Independentemente da forma da recuperação econômica, o agricultor brasileiro está fazendo a sua parte, conforme indicam as operações de crédito e as antecipações na comercialização. A comercialização antecipada da safra de soja 2020/2021 já chegou próximo a 50%, o maior nível histórico. Já as operações de crédito têm se concentrado em linhas de financiamento para investimento. Bom sinal, revela confiança no futuro e cria condições para manter o ritmo de crescimento dos últimos anos. 

O governo federal disponibilizou R$ 236,3 bilhões para apoiar a produção agropecuária, alta de 6% em relação à safra anterior. Do total programado, R$ 179,38 bilhões estão destinados para custeio, comercialização e industrialização e R$ 56,92 bilhões para investimentos. Para o seguro rural serão disponibilizados R$ 1,3 bilhão, o que possibilita a contratação de quase 300 mil apólices, segurando mais de R$ 52 bilhões em 21 milhões de hectares. Aos pequenos produtores rurais foram destinados R$ 33 bilhões pelo Programa Nacional de Fortalecimento da Agricultura Familiar (Pronaf), com juros de 2,75% e 4% ao ano, para custeio e comercialização, respectivamente. Para os médios produtores rurais, o Programa Nacional de Apoio ao Médio Produtor Rural (Pronamp) destinará R$ 33 bilhões, com taxas de juros de 5% ao ano.
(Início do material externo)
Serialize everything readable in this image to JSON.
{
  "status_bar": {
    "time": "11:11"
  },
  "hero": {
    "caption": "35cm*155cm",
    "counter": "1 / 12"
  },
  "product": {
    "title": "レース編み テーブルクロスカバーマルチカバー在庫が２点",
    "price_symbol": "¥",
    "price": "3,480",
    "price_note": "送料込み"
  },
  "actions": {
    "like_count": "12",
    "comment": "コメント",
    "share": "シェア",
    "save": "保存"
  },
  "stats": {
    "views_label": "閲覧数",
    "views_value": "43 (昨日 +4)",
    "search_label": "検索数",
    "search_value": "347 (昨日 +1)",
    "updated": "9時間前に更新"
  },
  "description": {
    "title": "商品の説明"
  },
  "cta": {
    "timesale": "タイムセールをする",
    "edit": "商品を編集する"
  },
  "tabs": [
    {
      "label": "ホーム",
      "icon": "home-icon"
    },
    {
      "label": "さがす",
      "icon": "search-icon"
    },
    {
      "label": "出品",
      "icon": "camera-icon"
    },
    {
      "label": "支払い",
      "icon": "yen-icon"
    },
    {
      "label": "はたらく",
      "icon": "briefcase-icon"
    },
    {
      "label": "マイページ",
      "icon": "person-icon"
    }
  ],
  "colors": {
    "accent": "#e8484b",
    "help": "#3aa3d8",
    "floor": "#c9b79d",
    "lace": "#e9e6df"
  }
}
Em resumo, as expetativas sobre a recuperação da economia brasileira são divergentes, mas nenhuma é catastrófica. Em U ou V, a economia deve ser recuperar ao longo dos próximos meses. No plano da realidade, é a agricultura brasileira que tem condições de contribuir para evitar que o desastre da pandemia se transforme em duradoura catástrofe econômica.


Pedro Abel Vieira, Elisio Contini e Roberta Grundling são pesquisadores da Embrapa e Marcio Buainain é professor do Instituto de Economia da Unicamp.